А этих, самых главных и близких, не было. Не случилось ли и с ними что?
Хоронили Корнева. Выводили печальные мелодии блестевшие под солнцем трубы оркестра. Поддерживаемая с двух сторон, шла за машиной безутешная вдова в эффектном трауре, с вуалью над заплаканными глазами. Немного позади важно и тяжело шагала беременная женщина, первая жена Александра Ивановича; ее поддерживал муж. Две девочки – одна постарше, другая меньше – шли сначала возле своих мам, обе напуганные, с одинаковым вопросом в глазах, не знающие, как себя вести; потом сблизились, взялись за руки.
Несли на подушечках ордена: Красного Знамени и Ленина. Второй Корневу еще не дали – представили месяц назад; не ясно было еще – дадут ли (впрочем, теперь посмертно – дадут).

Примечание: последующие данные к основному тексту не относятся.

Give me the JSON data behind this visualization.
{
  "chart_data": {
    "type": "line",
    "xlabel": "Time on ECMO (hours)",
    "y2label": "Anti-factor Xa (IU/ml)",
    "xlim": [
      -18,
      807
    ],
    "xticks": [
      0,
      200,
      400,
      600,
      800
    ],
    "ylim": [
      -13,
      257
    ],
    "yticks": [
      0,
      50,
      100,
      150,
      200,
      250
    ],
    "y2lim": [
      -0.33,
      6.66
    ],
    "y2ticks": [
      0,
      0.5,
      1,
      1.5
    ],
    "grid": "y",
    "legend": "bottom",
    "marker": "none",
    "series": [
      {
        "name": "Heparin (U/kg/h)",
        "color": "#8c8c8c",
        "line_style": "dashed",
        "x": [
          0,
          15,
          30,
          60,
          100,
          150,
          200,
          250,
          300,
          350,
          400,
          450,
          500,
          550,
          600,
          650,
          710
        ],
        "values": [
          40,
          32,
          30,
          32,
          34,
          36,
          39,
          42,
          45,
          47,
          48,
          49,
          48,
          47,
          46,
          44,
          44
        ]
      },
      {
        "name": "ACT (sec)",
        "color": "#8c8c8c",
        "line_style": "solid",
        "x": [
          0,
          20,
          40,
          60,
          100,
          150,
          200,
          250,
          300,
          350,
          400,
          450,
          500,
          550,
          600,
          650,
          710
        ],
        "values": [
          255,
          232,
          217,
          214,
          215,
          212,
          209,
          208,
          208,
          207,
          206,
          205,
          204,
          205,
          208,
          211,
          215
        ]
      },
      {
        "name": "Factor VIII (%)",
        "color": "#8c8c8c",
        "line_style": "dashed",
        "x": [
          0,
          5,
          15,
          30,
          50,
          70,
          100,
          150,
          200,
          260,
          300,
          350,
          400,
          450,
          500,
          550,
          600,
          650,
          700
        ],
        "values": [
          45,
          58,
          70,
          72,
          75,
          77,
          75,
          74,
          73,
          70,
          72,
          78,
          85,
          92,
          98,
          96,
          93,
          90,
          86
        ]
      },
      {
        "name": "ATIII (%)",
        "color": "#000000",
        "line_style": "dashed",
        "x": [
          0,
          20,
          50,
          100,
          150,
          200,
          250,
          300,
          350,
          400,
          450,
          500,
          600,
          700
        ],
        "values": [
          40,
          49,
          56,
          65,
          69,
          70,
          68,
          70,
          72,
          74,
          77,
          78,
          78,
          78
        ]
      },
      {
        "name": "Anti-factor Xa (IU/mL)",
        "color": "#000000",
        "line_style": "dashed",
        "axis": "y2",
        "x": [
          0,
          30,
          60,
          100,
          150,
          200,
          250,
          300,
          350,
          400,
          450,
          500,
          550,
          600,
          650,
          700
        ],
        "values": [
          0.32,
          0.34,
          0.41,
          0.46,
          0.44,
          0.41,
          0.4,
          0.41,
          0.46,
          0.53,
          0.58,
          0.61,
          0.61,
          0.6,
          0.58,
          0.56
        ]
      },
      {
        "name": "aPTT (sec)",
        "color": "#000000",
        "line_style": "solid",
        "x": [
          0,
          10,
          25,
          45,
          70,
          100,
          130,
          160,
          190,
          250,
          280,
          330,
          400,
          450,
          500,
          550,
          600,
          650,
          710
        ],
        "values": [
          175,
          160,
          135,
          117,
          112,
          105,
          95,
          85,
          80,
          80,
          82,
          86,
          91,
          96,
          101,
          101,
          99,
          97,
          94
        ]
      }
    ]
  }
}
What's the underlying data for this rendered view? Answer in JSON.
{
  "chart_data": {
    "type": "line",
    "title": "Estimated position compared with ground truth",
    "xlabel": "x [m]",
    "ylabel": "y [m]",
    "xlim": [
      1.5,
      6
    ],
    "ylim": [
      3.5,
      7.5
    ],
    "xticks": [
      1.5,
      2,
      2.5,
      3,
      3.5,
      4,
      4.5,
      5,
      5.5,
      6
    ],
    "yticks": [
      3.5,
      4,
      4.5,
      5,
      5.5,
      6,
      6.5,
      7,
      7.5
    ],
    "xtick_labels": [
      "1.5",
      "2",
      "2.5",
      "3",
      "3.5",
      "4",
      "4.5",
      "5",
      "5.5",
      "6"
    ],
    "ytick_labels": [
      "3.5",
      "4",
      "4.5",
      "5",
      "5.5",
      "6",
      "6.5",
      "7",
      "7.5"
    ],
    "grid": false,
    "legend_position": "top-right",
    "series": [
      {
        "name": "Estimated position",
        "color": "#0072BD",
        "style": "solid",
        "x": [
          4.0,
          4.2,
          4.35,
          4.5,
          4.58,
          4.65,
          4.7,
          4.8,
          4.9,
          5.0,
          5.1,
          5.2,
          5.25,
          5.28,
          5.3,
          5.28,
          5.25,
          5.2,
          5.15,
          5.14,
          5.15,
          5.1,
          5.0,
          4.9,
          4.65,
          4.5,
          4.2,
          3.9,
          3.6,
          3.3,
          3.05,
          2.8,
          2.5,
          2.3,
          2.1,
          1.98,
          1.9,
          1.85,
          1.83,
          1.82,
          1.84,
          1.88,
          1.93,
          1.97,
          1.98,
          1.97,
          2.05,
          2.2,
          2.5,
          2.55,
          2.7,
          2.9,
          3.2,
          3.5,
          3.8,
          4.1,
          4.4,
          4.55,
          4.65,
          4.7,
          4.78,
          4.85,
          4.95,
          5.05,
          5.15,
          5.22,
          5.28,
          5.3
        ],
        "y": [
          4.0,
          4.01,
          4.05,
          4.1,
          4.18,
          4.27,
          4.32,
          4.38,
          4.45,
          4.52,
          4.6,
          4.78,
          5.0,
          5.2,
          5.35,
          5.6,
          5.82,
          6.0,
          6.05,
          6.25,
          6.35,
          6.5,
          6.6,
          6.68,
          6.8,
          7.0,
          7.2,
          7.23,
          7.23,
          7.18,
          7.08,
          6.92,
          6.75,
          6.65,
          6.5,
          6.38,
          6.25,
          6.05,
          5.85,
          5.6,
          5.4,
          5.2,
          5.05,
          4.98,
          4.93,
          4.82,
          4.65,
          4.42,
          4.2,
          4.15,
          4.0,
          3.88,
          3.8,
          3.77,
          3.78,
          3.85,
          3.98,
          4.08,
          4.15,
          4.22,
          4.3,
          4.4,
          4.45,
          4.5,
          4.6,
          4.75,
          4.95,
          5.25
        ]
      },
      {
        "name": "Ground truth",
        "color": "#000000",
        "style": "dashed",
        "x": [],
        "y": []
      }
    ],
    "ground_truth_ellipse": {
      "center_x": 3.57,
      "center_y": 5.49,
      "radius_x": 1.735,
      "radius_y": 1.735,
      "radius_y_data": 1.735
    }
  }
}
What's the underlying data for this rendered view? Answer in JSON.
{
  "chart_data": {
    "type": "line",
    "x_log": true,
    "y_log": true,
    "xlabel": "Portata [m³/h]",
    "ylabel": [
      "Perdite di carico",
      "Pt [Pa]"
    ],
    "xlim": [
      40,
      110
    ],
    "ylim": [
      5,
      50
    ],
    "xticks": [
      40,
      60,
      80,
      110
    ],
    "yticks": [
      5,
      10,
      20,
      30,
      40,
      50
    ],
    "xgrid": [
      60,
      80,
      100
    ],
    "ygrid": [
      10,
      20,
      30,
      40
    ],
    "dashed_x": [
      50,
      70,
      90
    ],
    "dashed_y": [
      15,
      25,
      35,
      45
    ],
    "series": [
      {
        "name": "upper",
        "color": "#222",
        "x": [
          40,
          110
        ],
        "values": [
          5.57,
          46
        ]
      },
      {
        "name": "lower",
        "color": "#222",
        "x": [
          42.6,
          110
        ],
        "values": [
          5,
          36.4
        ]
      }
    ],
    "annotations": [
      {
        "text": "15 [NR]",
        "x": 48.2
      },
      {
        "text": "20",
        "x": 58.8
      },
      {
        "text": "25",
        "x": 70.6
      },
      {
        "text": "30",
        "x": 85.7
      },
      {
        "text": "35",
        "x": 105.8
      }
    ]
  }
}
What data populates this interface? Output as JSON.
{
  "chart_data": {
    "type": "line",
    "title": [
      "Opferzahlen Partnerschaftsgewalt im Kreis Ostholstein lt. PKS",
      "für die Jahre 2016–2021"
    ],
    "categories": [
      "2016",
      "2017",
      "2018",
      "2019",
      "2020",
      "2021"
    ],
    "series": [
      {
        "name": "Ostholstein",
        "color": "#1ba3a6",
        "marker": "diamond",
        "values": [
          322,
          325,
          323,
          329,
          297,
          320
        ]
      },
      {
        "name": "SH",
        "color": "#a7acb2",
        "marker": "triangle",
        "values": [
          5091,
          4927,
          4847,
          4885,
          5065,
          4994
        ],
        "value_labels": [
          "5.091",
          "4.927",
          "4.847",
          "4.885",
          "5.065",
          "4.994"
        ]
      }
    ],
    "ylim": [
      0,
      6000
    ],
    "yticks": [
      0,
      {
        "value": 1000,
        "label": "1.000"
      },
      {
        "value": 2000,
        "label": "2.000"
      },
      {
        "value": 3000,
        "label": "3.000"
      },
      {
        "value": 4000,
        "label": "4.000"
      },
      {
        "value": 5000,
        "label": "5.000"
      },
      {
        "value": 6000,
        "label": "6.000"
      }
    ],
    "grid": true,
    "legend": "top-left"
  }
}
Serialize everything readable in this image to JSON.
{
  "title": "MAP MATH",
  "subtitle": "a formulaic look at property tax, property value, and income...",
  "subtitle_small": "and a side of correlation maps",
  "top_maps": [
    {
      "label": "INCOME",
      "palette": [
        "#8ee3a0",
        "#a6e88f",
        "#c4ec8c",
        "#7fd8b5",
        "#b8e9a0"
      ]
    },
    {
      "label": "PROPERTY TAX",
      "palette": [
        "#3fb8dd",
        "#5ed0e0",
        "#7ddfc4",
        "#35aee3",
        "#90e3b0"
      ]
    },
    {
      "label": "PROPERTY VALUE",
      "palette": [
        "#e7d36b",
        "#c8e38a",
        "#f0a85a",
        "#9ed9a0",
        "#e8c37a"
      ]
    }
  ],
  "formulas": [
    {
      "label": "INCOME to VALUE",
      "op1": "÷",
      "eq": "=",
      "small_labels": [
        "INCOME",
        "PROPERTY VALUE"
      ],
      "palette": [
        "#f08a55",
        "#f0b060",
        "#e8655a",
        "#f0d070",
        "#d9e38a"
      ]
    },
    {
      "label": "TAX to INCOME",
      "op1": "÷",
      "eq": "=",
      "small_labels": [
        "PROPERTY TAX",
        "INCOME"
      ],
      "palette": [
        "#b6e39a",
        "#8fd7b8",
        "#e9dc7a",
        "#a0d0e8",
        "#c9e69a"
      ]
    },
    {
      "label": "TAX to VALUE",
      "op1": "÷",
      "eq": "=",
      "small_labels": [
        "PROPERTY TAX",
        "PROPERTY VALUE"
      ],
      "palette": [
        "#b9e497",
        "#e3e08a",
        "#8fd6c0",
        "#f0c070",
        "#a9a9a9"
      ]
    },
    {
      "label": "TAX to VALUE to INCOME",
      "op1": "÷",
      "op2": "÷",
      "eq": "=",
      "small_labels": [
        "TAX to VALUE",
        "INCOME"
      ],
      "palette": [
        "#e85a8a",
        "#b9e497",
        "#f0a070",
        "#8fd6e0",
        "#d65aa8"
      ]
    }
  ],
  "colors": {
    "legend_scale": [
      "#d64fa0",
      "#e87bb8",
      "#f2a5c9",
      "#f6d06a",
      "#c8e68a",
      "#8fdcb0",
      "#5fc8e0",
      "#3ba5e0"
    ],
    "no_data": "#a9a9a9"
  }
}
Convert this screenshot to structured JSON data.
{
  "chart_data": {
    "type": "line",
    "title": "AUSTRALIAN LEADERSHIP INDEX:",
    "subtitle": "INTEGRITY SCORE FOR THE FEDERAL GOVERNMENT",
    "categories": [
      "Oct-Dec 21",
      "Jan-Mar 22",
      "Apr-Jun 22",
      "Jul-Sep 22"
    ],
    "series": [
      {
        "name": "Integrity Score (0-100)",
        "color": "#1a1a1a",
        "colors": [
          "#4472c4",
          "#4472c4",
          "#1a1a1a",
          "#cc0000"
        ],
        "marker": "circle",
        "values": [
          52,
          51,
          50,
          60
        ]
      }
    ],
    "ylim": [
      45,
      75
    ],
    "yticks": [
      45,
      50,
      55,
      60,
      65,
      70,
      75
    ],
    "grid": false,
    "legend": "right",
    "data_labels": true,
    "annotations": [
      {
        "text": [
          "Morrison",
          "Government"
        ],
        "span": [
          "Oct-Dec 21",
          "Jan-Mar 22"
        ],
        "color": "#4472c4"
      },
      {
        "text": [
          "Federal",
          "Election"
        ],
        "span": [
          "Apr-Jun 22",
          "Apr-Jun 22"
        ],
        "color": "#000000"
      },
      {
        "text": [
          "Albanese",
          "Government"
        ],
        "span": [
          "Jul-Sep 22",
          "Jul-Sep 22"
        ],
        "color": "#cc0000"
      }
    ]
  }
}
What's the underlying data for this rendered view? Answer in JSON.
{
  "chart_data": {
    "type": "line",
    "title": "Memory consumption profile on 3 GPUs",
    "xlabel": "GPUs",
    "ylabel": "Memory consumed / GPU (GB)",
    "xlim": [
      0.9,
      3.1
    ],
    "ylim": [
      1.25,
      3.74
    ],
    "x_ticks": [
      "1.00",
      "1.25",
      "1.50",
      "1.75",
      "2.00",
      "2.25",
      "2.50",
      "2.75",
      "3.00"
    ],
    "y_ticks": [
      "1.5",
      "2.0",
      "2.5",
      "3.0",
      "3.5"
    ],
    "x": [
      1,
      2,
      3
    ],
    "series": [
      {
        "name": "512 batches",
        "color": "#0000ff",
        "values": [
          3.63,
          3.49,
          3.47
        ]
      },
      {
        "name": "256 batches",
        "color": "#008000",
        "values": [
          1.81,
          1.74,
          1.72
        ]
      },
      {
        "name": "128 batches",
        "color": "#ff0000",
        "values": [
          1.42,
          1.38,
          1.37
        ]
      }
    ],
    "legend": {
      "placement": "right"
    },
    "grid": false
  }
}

Но Страшнов – он тоже шагал в процессии усталой походкой мало двигающегося человека – отцепил свой, полученный за успехи катаганской промышленности: он был герой, Александр Корнев, и хоронить его подобало как героя.
Разные шли люди в толпе, разные были настроения. У большинства – искреннее огорчение гибелью человека, который мог бы еще жить да жить. У многих к этому примешивалась озабоченность и тревога: не усмирили, выходит, Шар, снова он потребовал жертву, неладно это. Но шагали и такие, у которых факт, что Корнев, с быстротой ракеты взлетевший вверх в своей карьере, так же быстро пал и гробанулся, вызывал затаенное похихикивающее удовлетворение, – те именно мелкие души, каким никогда не пережить штормовой накал чувств, не взлететь и не пасть мыслями и духом, но которые зато – ага, ага! – живы и здоровы.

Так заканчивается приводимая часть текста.